The new COVID-19 pandemic makes no distinctions. It attacks rich and poor nations alike, east to west, north to south. It has pushed the world to the brink of disaster, only comparable to the human devastation of World War II. A virus has shown that, in difficult times like these, impose sanctions, Cuba builds bridges and sends medical brigades to support nations that need our help.
This Sunday, two more Cuban medical brigades from the Henry Reeve International Contingent departed for Italy in Europe and Togo in West Africa. The two planes, loaded with dozens of health workers from this small Caribbean island, took off in opposite directions.
One would soon arrive in Turin, in the Italian province of Piedmont, one of the wealthiest in the country, severely affected by the pandemic; while the nation has recorded almost 20,000 deaths and more than 150,000 infections.
This is the second brigade to arrive in Italy; the first reached Lombardy in mid-March, a region hit hard by the disease.
The other new brigade reached an often overlooked point on the map, Togo, one of the poorest countries on the African continent, impacted by the new coronavirus like many first world nations.
"Cuba is the most beautiful that has happened in the world in these difficult times. It makes no distinctions. Although many criticize the island country, the truth is that everyone else is going to Europe, nobody comes to Togo. Cuba is always with the most needy," noted Uruguayan journalist Leandro Grille on Twitter.

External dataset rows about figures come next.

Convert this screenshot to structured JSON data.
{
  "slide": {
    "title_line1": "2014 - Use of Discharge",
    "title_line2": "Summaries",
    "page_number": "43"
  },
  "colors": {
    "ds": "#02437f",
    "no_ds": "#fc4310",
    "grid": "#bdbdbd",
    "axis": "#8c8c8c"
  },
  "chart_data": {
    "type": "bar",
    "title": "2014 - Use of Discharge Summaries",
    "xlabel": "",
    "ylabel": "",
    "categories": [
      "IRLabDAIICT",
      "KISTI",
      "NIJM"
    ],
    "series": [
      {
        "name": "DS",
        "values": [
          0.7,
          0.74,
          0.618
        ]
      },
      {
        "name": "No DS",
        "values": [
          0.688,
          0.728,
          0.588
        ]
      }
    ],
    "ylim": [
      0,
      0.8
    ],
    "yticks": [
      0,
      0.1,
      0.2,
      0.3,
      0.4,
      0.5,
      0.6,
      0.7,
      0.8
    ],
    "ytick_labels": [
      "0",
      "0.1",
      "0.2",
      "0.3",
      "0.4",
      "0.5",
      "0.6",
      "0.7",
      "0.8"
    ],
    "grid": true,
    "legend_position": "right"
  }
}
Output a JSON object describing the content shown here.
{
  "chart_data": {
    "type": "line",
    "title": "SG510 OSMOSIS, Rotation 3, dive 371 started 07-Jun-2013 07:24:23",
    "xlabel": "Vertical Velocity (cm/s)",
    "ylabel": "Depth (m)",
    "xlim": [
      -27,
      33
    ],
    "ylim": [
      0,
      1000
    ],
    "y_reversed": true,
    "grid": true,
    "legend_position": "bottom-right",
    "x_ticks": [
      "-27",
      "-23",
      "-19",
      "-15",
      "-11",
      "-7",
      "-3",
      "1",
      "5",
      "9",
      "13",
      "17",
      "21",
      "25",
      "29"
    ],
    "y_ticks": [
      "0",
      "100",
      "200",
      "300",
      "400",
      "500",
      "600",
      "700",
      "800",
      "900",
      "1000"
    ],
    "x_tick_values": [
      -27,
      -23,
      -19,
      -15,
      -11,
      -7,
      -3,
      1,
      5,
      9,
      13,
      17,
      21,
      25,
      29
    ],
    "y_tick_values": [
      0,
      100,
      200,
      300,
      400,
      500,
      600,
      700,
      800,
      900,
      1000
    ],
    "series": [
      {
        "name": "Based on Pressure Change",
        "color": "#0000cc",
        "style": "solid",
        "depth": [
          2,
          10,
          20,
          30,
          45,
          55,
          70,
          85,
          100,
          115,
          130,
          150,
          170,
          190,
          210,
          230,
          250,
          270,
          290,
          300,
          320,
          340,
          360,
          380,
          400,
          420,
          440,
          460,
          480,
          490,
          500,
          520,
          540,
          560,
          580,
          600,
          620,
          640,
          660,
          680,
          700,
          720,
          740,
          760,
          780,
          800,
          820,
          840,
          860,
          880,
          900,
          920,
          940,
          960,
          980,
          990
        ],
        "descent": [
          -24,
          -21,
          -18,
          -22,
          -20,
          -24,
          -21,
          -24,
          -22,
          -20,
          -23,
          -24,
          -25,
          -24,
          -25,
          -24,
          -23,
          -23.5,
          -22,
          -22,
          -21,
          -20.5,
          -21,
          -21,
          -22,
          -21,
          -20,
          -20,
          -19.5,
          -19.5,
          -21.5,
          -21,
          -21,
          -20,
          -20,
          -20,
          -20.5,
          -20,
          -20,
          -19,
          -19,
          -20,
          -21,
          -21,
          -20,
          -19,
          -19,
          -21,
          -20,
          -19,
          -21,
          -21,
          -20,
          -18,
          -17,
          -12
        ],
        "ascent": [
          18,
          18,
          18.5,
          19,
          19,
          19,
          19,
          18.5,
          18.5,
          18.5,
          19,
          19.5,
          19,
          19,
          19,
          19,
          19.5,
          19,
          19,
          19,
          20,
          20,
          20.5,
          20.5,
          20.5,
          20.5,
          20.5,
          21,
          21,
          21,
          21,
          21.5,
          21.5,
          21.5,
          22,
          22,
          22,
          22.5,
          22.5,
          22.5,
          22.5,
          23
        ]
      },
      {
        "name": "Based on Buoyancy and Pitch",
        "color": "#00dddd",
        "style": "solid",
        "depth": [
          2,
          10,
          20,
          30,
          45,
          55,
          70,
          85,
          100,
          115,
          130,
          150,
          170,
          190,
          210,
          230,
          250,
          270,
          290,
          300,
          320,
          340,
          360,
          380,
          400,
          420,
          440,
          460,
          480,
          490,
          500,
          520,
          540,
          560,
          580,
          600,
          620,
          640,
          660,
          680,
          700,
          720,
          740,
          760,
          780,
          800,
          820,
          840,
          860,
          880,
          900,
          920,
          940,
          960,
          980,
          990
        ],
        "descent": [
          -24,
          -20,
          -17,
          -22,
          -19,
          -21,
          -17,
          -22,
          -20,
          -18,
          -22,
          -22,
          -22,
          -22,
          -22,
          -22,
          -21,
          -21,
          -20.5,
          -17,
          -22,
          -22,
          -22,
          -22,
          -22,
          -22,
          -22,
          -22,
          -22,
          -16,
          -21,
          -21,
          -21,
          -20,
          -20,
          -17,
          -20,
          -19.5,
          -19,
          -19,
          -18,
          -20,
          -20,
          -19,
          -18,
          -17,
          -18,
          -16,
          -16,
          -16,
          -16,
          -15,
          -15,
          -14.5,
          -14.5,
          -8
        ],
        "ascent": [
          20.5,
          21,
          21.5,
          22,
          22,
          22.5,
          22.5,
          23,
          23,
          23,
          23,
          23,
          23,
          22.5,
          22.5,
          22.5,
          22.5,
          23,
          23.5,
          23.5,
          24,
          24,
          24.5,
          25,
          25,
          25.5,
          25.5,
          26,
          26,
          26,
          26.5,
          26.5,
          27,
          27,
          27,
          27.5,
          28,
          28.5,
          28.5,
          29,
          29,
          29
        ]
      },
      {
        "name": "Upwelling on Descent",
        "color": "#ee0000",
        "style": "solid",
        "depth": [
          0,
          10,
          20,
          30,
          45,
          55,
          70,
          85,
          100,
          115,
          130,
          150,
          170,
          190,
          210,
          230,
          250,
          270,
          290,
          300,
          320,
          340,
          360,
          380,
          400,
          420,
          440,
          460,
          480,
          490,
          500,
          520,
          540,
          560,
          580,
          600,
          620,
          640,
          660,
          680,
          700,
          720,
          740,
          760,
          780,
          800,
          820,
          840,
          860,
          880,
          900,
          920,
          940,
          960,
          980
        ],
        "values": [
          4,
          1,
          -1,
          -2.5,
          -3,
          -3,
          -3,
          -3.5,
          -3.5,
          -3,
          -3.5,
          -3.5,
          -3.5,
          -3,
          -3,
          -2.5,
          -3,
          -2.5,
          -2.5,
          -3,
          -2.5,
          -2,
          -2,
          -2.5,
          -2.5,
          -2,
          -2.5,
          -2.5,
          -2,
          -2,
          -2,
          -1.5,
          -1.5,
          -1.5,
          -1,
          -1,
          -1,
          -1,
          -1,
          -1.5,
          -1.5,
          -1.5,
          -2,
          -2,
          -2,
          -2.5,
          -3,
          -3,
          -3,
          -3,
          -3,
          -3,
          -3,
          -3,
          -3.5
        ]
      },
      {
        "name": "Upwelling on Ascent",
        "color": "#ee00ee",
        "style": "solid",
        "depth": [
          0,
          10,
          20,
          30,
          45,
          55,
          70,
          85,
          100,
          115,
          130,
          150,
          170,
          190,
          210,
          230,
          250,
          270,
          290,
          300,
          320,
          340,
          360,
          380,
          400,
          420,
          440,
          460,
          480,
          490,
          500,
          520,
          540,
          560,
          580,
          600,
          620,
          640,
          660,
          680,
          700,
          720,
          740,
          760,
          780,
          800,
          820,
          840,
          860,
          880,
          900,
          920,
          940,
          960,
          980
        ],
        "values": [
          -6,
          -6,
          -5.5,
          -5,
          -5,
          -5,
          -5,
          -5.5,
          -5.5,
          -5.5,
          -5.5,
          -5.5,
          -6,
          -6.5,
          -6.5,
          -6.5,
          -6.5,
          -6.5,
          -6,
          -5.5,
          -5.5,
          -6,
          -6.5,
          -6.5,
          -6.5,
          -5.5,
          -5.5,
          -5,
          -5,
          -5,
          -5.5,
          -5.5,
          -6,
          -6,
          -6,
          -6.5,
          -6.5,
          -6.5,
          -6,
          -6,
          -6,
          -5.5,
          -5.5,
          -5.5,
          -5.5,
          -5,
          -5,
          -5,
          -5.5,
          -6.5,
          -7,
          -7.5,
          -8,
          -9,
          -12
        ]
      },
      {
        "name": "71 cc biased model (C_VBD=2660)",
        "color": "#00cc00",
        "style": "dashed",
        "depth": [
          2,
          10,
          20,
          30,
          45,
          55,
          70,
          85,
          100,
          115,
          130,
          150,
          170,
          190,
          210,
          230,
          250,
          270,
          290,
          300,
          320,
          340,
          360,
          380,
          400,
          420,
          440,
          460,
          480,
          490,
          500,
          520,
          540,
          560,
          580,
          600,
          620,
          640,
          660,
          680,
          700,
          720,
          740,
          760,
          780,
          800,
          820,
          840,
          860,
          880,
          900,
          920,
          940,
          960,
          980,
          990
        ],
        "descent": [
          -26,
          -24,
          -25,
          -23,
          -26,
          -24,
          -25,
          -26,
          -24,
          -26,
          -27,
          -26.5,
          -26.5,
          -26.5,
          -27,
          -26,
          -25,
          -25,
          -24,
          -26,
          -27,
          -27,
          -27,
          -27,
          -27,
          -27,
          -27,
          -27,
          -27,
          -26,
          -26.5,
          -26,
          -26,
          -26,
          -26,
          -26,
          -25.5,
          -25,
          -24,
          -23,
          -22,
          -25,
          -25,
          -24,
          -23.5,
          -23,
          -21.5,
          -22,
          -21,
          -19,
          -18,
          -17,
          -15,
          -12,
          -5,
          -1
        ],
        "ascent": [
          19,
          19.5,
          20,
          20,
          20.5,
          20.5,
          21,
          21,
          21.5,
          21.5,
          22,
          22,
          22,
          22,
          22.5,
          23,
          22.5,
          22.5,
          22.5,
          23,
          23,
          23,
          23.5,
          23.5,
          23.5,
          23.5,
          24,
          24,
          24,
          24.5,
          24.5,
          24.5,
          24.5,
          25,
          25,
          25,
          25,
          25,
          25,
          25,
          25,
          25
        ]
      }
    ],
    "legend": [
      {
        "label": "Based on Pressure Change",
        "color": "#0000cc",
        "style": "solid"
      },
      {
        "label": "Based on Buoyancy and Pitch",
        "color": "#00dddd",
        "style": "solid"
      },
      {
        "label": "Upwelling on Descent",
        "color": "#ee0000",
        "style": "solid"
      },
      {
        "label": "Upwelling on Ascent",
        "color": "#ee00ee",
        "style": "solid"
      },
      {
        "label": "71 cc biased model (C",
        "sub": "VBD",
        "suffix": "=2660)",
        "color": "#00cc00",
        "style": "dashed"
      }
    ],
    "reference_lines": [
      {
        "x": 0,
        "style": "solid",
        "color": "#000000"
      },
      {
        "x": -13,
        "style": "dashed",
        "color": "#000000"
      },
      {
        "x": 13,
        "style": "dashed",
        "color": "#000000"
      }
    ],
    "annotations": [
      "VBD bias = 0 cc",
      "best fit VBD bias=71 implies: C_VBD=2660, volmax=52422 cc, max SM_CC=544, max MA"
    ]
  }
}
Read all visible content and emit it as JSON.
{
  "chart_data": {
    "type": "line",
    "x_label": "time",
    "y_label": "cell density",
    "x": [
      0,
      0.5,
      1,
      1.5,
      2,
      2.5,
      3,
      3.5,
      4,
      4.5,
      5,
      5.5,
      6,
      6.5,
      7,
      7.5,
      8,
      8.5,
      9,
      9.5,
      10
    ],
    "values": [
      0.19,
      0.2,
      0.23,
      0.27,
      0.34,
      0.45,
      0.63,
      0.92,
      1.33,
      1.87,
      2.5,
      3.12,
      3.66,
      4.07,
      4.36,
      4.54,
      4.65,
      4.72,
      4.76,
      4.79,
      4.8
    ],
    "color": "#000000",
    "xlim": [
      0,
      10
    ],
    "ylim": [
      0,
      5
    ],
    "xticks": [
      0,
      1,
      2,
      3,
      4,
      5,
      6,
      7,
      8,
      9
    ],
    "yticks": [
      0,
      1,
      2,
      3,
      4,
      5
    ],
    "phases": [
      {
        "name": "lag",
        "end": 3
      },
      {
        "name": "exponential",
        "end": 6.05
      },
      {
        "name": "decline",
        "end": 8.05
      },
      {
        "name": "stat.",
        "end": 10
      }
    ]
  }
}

The National Association of Italian-Cuban Friendship thanked “the Cuban people and government for this great gesture of solidarity, humanity and altruism amidst a dramatic health emergency that has also affected the island.”
We could not help but think of Cuba when, on Easter Sunday, Pope Francis delivered his Urbi et Orbi prayer, in St. Peter's Basilica with no parishioners on hand, and called for an end to wars and sanctions.
Journalist Matias Vega posted on Twitter, "While the U.S. is determined to tighten sanctions against the island and other countries, such as Venezuela, at a time when people need to be united, Cuban doctors are risking their lives to heal others. Cuba, today more than ever, saves."